Os quatro componentes do preço
Todo preço sustentável cobre:
- Custo direto — horas técnicas, materiais, deslocamento
- Rateio das despesas fixas — aluguel, sistemas, administração
- Impostos sobre o faturamento
- Margem de lucro — o que sobra para reinvestir
Faltando qualquer um, o preço parece bom no papel e consome caixa na prática.

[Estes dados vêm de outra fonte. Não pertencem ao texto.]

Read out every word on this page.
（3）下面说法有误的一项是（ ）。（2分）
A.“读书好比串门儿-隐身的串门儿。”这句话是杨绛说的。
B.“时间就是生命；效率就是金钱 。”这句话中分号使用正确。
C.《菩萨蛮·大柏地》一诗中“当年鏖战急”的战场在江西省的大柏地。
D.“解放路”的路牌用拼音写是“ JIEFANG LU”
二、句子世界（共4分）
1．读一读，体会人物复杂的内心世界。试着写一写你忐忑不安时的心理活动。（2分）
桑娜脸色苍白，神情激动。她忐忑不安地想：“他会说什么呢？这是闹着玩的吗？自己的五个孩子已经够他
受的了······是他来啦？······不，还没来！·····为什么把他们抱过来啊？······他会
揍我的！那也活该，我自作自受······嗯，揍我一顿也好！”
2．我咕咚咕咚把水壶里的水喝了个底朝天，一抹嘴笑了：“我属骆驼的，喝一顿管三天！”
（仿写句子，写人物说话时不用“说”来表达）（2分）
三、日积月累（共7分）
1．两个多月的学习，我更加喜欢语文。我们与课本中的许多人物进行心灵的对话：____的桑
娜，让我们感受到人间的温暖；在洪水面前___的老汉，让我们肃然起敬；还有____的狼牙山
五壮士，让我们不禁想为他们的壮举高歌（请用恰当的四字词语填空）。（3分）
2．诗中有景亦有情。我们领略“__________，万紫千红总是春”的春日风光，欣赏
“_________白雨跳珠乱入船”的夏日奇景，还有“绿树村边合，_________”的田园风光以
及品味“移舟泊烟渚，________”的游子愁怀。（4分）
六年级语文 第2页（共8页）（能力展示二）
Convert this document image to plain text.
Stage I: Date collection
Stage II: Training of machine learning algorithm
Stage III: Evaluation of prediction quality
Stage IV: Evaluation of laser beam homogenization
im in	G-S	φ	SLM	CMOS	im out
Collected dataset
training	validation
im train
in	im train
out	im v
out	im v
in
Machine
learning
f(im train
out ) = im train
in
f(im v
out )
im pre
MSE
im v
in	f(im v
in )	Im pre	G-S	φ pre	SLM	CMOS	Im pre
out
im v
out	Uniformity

O erro do custo incompleto
A maioria calcula só o custo direto. Mas as despesas fixas existem mesmo quando não há venda, e precisam ser cobertas pelo conjunto dos serviços prestados no mês.
Como ratear despesas fixas
Levante o total de despesas fixas mensais e divida pela capacidade produtiva realista do período. O resultado é quanto cada hora ou cada projeto precisa contribuir para manter a estrutura de pé.
A margem não é opcional
Margem não é lucro excessivo. É o que financia reposição de equipamento, capacitação, período de baixa e crescimento. Operar sem margem é operar em risco permanente.
Precificação por valor
Depois de garantir o piso pelo custo, olhe para o valor entregue. Um serviço que economiza tempo relevante do cliente, reduz risco ou gera receita justifica preço acima do custo-base.
Quando revisar
- Ao mudar a estrutura de custos
- Ao mudar de regime tributário
- Pelo menos uma vez por ano, por inflação de custos
Peça ao seu contador o levantamento das despesas fixas reais antes de refazer sua tabela.